There are only nine models in the range of UK based Roux Bikes: three pure road bikes, two 'cross bikes, a classic fast Audax style tourer, two heavy duty tourers with luggage racks and an unusually equipped Nexus eight speed hub geared hybrid. With the top bike in the range costing under £1000 it's obvious that the main emphasis at Roux is on value for regular riders rather than high performance for the more competitively inclined.

At a penny under £700 the Etape 250 is the more costly of the two heavy duty tourers. It tips scales at a hefty 14.9kg (32.4lb) and has a double-butted steel frame, Avid mechanical disc brakes, a Shimano 3 x 8 drivetrain (50/39/30 up front, 12-27 out back), Sora STI shifters and well built 32 spoke wheels shod with Continental Sport Contact 32mm tyres... there's comfortable room under the mudguards for bigger treads, we'd say up around 38mm. The 'guards and rack are good quality items and the handlebar, stem, saddle and seatpost are all plain but functional kit, with a strong emphasis on casually comfortable.

If you're looking for a more traditionally equipped tourer, the cheaper (£480) Etape 150 has a 50/34 double crankset, cantilever brakes and a (presumably lighter) aluminium frame. Both bikes bear most of the hallmarks of classic big journey tourers but would be just as suitable for everyday use as load bearing workhorse commuters.

As Roux are happy to point out in their marketing spiel, “the heart of any bike is the frame”. The Etape 250 frame is a very tidily built TIG welded affair with a longish head tube and fairly relaxed geometry (we measured 69 degrees at the head, 71 at the seat). Cable routing is fairly tidy, with full outers helping to weather-proof the disc brake function, three pairs of bottle cage bosses and bosses for a low rider type rack on the 'high carbon ferrous alloy' fork.

The rack bosses on the rear are nicely placed to accommodate disc brake usage and the rack comes with elastic straps, is adjustable for height preferences and tiltage and has integrated pump pegs for a short pump. There are only three sizes available (52/55/58 cm) but there's plenty length in the seat post and adjustability on the stem and saddle rails.

Full test coming soon.



pepita1 [176 posts] 4 years ago

Frames are for tall people as nothing below 52.

Son of Crunch [12 posts] 4 years ago

Very happy with these frame sizes - I'm 6'3" tall  16

shay cycles [405 posts] 4 years ago

I'm 5'7" with and have been riding the 52cm version for the last couple of weeks and it has proved very good. I've a relatively long back and short legs and might put a slightly longer stem on but I've done that to every off the peg bike I've ever owned.

Although heavier than an equivalent alloy framed Claude Butler the frame is much more responsive and it is much nicer to ride.
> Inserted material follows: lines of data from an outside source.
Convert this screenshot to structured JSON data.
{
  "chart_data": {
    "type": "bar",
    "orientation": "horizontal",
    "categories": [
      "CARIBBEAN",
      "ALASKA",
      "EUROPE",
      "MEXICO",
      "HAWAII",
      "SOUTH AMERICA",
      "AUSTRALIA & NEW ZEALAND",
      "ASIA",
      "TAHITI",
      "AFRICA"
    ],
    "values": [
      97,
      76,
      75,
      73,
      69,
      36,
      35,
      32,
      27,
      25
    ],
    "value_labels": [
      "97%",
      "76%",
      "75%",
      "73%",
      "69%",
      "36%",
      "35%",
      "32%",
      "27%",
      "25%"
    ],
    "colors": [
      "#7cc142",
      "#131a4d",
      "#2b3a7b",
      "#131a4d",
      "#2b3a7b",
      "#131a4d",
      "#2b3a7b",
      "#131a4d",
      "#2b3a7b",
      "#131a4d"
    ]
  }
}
Add in that the brakes are much better than road bike rim brakes and it is a really good commuting bike. My only niggles are that the mudguards are not great with a tendancy for the safety style stay clips to create splashing in some conditions and that the pannier rack could be better.

Loving the bike and planning to build a hub dynamo into the front wheel for next winter.

Clive7 [1 post] 3 years ago

My first bike of this kind having only had standard cheap leisure bicycles before. As a novice I was not sure about my choice but having now ridden it for a few days I am very impressed. I am a slightly overweight 61 year old with no real experience and I can easily plod along between 11 and 14mph for 15 miles and still feel good afterwards. My hands do ache a bit but not sure what the cause is yet. So far very positive and pleased with my choice. Ps when the new bike came the shop noticed some minor scratches on the forks and immediately ordered replacement forks which they will fit when they arrive.